OpenAI depends heavily on large compute systems for training and running AI, where huge numbers of processors work together. Standard hardware can support these workloads, but it is not always efficient for how OpenAI organizes computation. Internal chip design gives more control over data movement between processors and how memory is structured and accessed. SpaceX operates in a different domain where systems must run onboard spacecraft and rockets, requiring high reliability, fast response, and operation without constant human control. Custom chips allow tighter control over timing and reliability compared with general-purpose processors. The goal is not full replacement of external hardware but better alignment between hardware behavior and specific system needs.

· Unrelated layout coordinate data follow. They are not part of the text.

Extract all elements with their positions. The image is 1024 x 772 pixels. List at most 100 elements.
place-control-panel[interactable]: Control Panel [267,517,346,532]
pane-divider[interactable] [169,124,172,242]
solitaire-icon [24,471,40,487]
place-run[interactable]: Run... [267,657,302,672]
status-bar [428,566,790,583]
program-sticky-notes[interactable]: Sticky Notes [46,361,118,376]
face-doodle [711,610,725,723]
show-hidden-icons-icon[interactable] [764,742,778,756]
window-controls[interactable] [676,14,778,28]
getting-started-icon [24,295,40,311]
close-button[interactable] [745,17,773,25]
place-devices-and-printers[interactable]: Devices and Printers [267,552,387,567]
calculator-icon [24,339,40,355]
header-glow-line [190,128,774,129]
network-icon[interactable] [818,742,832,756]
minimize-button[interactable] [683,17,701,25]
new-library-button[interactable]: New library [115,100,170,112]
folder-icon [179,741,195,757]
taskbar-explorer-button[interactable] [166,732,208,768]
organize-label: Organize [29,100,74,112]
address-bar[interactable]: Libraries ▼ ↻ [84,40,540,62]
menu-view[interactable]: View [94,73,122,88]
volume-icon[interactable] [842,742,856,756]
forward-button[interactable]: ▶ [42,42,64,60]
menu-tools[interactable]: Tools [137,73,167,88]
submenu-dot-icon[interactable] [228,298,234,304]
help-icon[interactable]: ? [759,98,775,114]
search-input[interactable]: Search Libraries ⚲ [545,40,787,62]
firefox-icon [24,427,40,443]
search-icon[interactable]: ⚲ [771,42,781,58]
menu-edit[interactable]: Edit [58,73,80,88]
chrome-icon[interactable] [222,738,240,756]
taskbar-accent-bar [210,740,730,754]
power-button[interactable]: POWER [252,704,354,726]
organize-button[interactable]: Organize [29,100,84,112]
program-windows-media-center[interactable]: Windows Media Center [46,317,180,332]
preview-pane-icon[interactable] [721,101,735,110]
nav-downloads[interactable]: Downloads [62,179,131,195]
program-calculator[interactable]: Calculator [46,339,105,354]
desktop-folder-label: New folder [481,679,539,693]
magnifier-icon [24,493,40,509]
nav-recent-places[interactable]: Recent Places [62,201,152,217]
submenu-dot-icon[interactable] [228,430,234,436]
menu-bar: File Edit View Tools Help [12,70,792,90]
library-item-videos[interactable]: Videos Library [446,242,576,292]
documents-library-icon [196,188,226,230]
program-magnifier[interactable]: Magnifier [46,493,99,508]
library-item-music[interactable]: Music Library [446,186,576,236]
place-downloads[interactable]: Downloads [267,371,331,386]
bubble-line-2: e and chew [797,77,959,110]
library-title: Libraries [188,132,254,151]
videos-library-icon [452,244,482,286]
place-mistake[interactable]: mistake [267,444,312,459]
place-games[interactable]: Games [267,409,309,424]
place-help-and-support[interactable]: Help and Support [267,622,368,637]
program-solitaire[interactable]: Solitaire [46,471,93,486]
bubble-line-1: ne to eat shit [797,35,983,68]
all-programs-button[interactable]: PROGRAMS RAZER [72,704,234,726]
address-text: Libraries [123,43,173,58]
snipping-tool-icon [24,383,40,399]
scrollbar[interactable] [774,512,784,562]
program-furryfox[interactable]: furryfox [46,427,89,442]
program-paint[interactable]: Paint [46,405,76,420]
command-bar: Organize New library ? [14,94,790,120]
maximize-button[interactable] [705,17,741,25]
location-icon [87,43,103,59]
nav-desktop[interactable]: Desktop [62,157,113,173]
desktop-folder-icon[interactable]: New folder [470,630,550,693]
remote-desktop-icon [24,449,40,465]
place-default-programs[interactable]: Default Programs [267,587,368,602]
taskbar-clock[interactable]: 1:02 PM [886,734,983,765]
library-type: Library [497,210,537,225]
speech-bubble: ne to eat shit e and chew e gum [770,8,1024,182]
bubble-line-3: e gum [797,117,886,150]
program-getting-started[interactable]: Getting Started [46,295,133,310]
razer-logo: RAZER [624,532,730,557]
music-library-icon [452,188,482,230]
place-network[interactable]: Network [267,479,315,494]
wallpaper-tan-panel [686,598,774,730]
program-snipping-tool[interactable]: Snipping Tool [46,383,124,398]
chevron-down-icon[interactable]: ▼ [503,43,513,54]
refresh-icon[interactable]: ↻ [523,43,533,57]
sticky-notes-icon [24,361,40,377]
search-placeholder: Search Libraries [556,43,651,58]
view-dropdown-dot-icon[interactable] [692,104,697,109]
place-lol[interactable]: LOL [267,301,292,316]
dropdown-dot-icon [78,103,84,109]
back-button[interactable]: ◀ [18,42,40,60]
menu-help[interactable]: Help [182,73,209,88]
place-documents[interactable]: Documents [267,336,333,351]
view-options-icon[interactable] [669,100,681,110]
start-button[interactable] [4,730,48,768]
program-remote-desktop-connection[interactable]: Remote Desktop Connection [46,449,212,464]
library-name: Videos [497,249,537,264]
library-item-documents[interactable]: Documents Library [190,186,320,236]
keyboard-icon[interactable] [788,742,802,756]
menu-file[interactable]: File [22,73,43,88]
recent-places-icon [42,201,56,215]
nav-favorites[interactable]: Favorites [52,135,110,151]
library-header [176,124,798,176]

Custom Silicon Development Inside OpenAI and SpaceX
Chip design inside OpenAI is closely tied to its software systems, since AI training involves massive data movement and constant communication between processors. Performance limits often come from memory speed and data transfer rather than raw compute power, which makes hardware design a direct factor in system efficiency. Custom chips allow engineers to reduce these bottlenecks by improving how data moves through the system and reducing delays between compute stages, which can improve both training and deployment of large AI models.
SpaceX focuses on systems that must operate in space under extreme conditions where hardware must remain stable and predictable over long missions without repair. Custom silicon allows better control over execution behavior, especially for critical functions like navigation and control, where timing consistency is essential. Across both organizations, the direction is similar, with hardware being designed to match workload demands rather than forcing workloads to conform to existing chip designs.
NVIDIA and the Rise of Competing Chip Strategies
NVIDIA has become the dominant supplier of chips used for artificial intelligence, with graphics processors originally built for gaming and rendering now widely used for AI training due to strong parallel processing capabilities. Even with the growth of custom chip programs, NVIDIA hardware remains widely used because of its flexibility and mature software ecosystem that supports research and production systems at scale.
However, large companies are now adding their own chips alongside existing infrastructure rather than replacing external suppliers. This reduces reliance on a single provider and allows custom hardware to be tuned for specific workloads, improving efficiency and reducing energy use in targeted systems. NVIDIA still maintains a strong position because its ecosystem is widely adopted, but internal chip development is growing as organizations seek tighter control over performance and cost at very large compute scale.
Cost, Control, and Future Computing Systems
Building custom chips requires significant investment, specialized engineering, and long development cycles, but for organizations running large compute systems, the long-term benefits can outweigh these costs. One major factor is operational efficiency, where even small gains in hardware performance can reduce large-scale compute expenses over time, especially in AI training and aerospace systems that run continuously.
Another factor is supply control, since dependence on external chip vendors can create delays when demand is high. Internal chip development provides an additional supply path and reduces exposure to external constraints. There is also a strong connection between hardware and software design, where co-development allows better alignment in how data is stored, moved, and processed across systems.
For SpaceX, this results in more reliable onboard systems for navigation and control, while for OpenAI, it supports improved performance for training and running AI systems at scale. The overall outcome is a computing environment where general-purpose chips like those from NVIDIA continue to play a major role, while custom silicon becomes more common in organizations with highly specialized and demanding workloads.
NVIDIA has become the dominant supplier of chips used for artificial intelligence, with graphics processors originally built for gaming and rendering now widely used for AI training due to strong parallel processing capabilities.